Oggi come allora le mattinate che accompagnano l’arrivo e le prime tappe della visita del Papa sono contrassegnate dalla catechesi, con i ragazzi divisi per gruppi attorno a un vescovo che non è il proprio. Ma rispetto al passato c’è una differenza: viene privilegiato il protagonismo dei giovani. L’Eucaristia presieduta dal presidente della Cei, il cardinale Gualtiero Bassetti, arriva al termine della prima sessione di questi appuntamenti. E nell’omelia, l’arcivescovo di Perugia-Città della Pieve non manca di sottolineare l’importanza del lasciarsi interpellare, "insieme", parola che sottolinea, dal Papa. «Voi cari ragazzi – osserva – con i vostri sguardi, con le vostre persone gridate il desiderio e l’esigenza di sentirsi vicini, di essere gli uni compagni di viaggio degli altri, come in una carovana solidale, un pellegrinaggio gioioso». La Chiesa del resto «è fatta per essere insieme, per essere corpo, per essere comunione, con Cristo e fra noi. Comunione che ci fa solidali specialmente con i poveri, gli emarginati, i profughi».

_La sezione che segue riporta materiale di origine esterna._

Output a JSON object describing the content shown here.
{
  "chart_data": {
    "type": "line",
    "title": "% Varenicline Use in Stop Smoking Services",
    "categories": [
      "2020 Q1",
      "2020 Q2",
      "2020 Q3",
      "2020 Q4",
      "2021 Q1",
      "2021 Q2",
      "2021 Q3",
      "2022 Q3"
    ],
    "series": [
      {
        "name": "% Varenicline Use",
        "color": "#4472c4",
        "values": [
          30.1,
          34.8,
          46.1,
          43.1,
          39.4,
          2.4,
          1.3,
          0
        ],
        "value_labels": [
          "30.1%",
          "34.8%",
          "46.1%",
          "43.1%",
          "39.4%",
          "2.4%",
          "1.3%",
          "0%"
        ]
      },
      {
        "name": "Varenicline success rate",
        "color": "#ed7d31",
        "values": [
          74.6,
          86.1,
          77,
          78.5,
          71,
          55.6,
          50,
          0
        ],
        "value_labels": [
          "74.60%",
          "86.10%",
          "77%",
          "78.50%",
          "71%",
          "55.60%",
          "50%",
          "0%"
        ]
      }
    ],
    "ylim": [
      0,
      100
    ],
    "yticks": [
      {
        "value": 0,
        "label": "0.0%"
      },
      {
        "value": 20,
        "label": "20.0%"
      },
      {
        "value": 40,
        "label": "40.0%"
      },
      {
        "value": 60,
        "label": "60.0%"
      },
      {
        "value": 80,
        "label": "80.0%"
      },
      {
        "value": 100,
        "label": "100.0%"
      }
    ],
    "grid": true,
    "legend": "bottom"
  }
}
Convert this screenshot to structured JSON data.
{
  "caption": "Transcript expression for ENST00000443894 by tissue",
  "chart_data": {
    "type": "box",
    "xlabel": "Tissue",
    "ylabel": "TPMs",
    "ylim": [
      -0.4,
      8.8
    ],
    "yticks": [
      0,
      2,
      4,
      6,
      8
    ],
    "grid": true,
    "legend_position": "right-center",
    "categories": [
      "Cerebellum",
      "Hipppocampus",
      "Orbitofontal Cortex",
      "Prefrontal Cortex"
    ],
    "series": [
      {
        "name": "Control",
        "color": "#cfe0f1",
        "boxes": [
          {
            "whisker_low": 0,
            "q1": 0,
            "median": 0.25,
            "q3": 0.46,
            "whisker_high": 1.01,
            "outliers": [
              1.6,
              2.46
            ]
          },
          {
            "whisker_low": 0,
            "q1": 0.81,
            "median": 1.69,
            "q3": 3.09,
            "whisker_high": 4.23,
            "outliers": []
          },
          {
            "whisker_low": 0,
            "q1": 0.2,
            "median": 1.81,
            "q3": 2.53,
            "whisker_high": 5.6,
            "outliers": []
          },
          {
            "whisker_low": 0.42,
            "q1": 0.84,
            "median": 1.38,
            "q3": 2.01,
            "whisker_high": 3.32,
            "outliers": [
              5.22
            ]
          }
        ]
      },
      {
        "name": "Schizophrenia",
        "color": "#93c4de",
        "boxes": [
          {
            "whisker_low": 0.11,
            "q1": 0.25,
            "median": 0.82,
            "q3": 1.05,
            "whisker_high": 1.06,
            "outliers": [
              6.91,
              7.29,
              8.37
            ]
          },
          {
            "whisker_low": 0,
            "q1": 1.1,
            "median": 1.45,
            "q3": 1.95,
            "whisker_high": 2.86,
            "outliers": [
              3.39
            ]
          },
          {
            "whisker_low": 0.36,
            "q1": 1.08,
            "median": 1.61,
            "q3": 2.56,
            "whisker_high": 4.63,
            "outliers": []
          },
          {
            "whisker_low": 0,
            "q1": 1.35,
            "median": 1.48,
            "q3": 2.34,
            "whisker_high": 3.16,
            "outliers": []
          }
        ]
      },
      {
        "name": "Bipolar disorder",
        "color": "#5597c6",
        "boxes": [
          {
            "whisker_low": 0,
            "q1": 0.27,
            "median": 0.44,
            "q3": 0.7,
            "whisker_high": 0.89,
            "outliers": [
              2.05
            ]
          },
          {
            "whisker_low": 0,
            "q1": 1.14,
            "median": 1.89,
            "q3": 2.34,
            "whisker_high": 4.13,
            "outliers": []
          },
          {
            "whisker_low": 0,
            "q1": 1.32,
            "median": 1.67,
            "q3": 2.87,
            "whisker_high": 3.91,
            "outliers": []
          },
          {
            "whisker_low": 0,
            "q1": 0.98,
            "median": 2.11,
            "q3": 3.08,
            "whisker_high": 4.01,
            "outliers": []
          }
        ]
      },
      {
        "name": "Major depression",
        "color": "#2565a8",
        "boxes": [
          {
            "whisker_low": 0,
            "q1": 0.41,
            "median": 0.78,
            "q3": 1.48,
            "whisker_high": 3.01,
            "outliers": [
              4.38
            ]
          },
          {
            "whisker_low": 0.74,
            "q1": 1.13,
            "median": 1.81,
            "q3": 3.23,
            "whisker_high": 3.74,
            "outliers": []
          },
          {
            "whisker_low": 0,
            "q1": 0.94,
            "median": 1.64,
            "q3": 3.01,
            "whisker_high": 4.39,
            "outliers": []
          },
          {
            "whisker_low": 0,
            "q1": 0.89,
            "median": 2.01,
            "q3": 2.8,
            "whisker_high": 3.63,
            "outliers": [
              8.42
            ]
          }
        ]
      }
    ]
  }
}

E il pensiero non può che andare alla tragica attualità, commentata in un’intervista all’agenzia Sir. «Se non si riscopre il concetto di umanità e la logica del Samaritano, per cui l’altro che sta ai margini della strada per un motivo o per un altro è un altro me stesso e ha le stesse necessità umane che ho io – spiega Bassetti –, non si risolveranno mai i problemi». In questo senso la politica deve tenere conto «dell’animo del popolo italiano. Non possiamo stuzzicare soltanto gli umori più negativi, ma dobbiamo aiutare a riprendere fiducia, soprattutto nell'altro, a riprendere speranza ». Il rischio infatti, il vero pericolo per i giovani, aggiunge Bassetti nell'omelia partendo dal Vangelo sull'uomo con la mano inaridita, è l’indurimento del cuore. Una malattia da curare con l’ascolto, il dialogo, l’accoglienza. Semi di comunione che germinano alla Gmg. Cari ragazzi, sollecita Bassetti «parlatevi gli uni gli altri di Gesù, della vostra fede, dei dubbi. Chiedete ai giovani che incontrerete dell’esperienza della guerra, della povertà. La fede è vera soltanto se è condivisa». Perché la gioia, meglio l’alegrìa, va declinata al plurale. Da sola non cresce, inaridisce. Come la mano dell’uomo del Vangelo.